The other problem you’d have is Queens Blvd. passengers looking to access the 4/5 at 59th Street. Run Broadway service through 63rd Street, and they would end up with the far-less convenient Metrocard transfer between 63rd-Lex and the 59th Street station (they could still access Lex via the E/M and 6 at 51st Street, but that would both irk people used to the express and create a double-train change for those going to Fulton, Wall or Bowling Green).
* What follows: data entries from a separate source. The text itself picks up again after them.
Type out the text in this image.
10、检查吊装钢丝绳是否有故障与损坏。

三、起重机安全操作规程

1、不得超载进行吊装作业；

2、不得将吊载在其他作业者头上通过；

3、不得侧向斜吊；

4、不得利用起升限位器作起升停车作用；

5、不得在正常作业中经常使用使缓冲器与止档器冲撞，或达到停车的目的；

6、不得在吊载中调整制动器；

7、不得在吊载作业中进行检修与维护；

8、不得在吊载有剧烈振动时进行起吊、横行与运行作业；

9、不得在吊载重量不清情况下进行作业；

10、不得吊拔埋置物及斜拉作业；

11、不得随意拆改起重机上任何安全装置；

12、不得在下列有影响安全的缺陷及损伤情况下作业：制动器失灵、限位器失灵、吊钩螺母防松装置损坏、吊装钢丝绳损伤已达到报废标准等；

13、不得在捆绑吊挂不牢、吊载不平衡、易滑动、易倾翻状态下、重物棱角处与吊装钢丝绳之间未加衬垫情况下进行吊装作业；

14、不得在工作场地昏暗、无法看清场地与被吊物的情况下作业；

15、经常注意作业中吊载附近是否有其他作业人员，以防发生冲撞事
You could even maintain the Lex-59th St transfer access for riders on the Queens Blvd line and still run the N,. with the F, through the 63rd St tunnel. If you made that N-R switch, the 11th St connector would be empty — abandoned. So you could bring G trains from Brooklyn into Queens Plaza, then reverse them through the 11th St connector into the 60th St tunnel (The only construction this would require would be to install a switch track north of Queens Plaza so that the southbound M could enter the station on the middle track.) Then E and M train riders could transfer to a Broadway G and the 60th St tunnel would carry the G and, from Astoria, the R and the W. Think what a difference a one-train G ride to Manhattan would make during the 14th St. tunnel shutdown.
Maybe they could switch the N and the R in Brooklyn also (R to Coney Island, N to Bay Ridge)? Or, at that point, might be easier to describe it as running the R express and the N local in Manhattan.
Merging delays if southbound a F and N get to 36th St at the same time, anyone? Same if a northbound M and N get there at the same time. They already delay the northbound F if an E train gets to the 63rd St junction first.
Wow I’m surprised you’re back Ben… thought you disappeared for good. Do you still make all that ad money every time I check in every day to see if there’s a new article?
So will the D/N/R all be running local on 4th Avenue late nights? That’s a nice service bump if so.
Replacing the Q with the W in Astoria is definitely a service cut to some degree, though that’s balanced out some by giving Astoria riders the option of a one-seat ride to Lower Manhattan.
Could the MTA really increase service, though, if ridership demands it, like they say? I don’t think that single track at Whitehall Street is really equipped to handle much more than 6 or 7 trains per hour. And if it does, that would create delays in R service, as W trains would have to sit and wait at Rector for that track to become available.
Not to mention weekday N trains no longer having to switch to/from the local tracks at Prince St, eliminating that chokepoint.
Looking forward to this for my commute from Bay Ridge. Of course, this morning I was on the first N train!! …. that had to go local in Manhattan due to a sick passenger on the N express in front.
Ahh N train.. everything changes and yet you remain the same.
So I’m curious: how do these service levels compare to how the W ran before it was discontinued? Did Astoria get a service bump in 2010 that’s now being undone, or will it be less than it was before?
From what I can remember of the old W train schedule, it seems to be the exact same schedule as 2010 or close to it.
It was also M23SBS Monday! And Bus Lane Blocking Monday, of course.